Let’s move now from worldbuilding to text-to-world perspectives with a series of pieces on animals, policing, and prisons.
- Game: Animals, Video Games, and Humanity (Book Review) | Gamers with Glasses
Alenda Y. Chang considers an out-of-the-box critical approach to animals and the games they sometimes appear in.
- Coffee Talk Brews Up Coziness with a Splash of Discomfort | Sidequest
Madison Butler contemplates the dissonance of Coffee Talk‘s uneven fantasy race allegories and its uncritical approach to police power.
- Imprisoned Fantasy | Imprisoned Fantasy
Yussef Cole concludes that The Callisto Protocol‘s sci-fi prison setting offers no critical reflection on the contemporary carceral state.
“To sit down today—in a society which has largely ignored the darkness at its iron-barred core—to an experience like Callisto, a game in which a virus rips through a prison, turning inmates into vicious monsters to be put down, is unsettling to say the least. The game appears hardly aware at all of its connection to the real catastrophic events of our own world.
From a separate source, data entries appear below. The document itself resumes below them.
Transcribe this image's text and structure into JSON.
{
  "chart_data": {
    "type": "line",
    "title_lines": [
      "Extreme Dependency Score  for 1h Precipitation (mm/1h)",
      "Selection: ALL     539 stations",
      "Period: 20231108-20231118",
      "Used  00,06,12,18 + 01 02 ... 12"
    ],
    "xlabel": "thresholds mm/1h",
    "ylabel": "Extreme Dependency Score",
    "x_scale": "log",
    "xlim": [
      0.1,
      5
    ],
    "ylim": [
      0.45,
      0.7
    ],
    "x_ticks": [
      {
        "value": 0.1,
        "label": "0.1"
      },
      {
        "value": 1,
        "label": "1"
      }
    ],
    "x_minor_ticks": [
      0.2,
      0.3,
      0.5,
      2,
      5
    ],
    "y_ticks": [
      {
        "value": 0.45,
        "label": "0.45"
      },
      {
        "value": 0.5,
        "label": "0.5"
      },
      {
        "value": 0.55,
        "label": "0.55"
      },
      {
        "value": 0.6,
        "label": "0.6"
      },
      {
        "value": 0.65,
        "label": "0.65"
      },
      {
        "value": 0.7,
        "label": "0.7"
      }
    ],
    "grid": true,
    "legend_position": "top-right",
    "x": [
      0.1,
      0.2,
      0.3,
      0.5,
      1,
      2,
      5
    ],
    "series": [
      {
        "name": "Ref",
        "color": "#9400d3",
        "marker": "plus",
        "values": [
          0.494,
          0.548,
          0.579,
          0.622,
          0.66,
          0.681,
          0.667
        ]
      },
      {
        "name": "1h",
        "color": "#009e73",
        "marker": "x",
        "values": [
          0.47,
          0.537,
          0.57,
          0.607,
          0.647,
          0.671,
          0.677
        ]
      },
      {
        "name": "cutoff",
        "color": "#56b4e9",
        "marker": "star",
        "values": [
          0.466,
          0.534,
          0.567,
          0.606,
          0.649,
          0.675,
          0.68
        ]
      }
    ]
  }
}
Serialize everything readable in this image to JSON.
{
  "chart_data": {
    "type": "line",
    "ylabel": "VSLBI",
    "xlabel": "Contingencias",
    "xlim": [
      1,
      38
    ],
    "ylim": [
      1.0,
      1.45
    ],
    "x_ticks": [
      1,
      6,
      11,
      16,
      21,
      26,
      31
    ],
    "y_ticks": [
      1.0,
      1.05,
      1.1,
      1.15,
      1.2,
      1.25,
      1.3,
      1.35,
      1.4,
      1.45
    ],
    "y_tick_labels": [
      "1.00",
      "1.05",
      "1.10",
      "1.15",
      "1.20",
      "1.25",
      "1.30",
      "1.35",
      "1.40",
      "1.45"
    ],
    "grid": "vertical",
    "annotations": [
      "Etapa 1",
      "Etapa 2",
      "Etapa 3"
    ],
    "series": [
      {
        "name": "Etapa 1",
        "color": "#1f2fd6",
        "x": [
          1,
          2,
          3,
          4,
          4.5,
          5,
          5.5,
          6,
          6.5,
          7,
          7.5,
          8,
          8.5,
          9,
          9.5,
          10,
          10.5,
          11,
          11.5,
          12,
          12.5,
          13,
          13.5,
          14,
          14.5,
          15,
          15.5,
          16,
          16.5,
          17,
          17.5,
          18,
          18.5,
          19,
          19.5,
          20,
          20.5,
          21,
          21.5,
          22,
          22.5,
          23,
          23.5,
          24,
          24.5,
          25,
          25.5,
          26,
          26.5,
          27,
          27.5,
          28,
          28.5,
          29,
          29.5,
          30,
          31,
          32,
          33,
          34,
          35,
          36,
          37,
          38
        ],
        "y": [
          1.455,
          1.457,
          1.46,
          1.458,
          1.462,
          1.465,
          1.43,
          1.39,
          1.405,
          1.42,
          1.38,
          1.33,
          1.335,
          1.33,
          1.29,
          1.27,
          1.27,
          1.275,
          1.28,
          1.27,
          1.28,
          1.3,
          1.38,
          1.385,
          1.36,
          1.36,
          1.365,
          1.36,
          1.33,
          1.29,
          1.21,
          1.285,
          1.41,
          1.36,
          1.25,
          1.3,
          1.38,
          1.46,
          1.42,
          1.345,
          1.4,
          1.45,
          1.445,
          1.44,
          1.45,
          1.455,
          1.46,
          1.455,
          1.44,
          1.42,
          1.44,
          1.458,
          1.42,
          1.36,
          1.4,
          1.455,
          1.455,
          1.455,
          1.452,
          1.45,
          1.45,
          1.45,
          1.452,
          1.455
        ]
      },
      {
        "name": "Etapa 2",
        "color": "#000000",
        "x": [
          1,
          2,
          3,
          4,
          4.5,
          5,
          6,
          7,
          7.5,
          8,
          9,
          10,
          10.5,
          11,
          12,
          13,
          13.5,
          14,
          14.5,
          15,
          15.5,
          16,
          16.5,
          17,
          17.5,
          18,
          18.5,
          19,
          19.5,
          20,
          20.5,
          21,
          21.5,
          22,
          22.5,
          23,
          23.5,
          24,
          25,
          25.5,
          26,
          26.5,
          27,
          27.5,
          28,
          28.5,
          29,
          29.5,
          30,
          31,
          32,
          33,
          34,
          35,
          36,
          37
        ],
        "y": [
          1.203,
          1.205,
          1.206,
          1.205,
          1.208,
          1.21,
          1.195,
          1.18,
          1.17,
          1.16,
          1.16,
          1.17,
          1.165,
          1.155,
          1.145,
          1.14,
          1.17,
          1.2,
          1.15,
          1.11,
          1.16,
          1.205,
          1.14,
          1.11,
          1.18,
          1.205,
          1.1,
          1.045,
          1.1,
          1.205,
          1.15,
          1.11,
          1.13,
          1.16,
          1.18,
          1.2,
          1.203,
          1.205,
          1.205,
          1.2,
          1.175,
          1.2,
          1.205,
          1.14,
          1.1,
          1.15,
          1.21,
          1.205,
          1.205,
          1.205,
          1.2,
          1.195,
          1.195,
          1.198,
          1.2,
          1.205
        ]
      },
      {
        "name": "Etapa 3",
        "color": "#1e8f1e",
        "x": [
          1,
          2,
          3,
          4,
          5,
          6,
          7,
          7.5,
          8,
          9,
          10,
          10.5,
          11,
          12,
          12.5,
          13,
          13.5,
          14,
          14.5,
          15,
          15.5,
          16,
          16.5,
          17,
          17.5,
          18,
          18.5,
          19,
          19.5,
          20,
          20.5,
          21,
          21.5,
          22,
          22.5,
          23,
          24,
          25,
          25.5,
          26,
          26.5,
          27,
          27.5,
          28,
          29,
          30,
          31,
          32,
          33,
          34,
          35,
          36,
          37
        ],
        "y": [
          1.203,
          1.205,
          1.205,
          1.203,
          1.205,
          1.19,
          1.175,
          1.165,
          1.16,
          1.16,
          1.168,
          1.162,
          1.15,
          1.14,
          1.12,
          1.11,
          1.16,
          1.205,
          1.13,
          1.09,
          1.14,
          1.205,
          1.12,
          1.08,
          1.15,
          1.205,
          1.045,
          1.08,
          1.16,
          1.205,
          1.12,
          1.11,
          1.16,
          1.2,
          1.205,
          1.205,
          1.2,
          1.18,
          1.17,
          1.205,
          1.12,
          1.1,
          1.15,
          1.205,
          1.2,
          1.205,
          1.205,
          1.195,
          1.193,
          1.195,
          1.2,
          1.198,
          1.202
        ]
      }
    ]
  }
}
It is utterly ignorant, disconnected from reality in a way that only videogames seem capable of being.”
Stories and Tellings
Next up is a wide-ranging section bringing together perspectives on mythology, legacies, and artifacts.
- power(less) fantasy | a weapon to surpass blaming yourself or god while knee-deep in the dead
Chuck Sebian-Lander reflects on Senua‘s unique (and traumatic) character-driven approach to mythology.
- Can Scorn Get Out From Under the Cosmic Horror Legacy? | Unwinnable
Emma Kostopolus ponders whether Lovecraft’s xenophobic legacy has poisoned the well for all works of cosmic horror to come after.
- Recursion | Unwinnable
Emily Price finds poetry in the randomized lives and artifacts of Dwarves.
“The artifacts seem like an unconscious record of these decisions. Dwarves break under social stress or an individual unmet need and make something that records society as it is now, and when society eventually floods or gets eaten by wolves the artifacts remain. Their lists are their own kind of poetry. They stay when everything living is gone.”
I would not, on my own, have given Worm Game a second thought as it came and went. I am grateful that this week’s final featured author thought better.
- #iplayed Worm Game | cohost
andi plays a game which lived but for a few days, and not its best life.
“What Google as a system did was take these developers creativity and time, chew it up, and burn it as fuel for absolutely nothing but some manager’s promotion for having successfully “launched a product”. Playing Worm Game— the embodied, distilled form of those same developers’ creativity— I got to watch this process happening literally before my eyes.”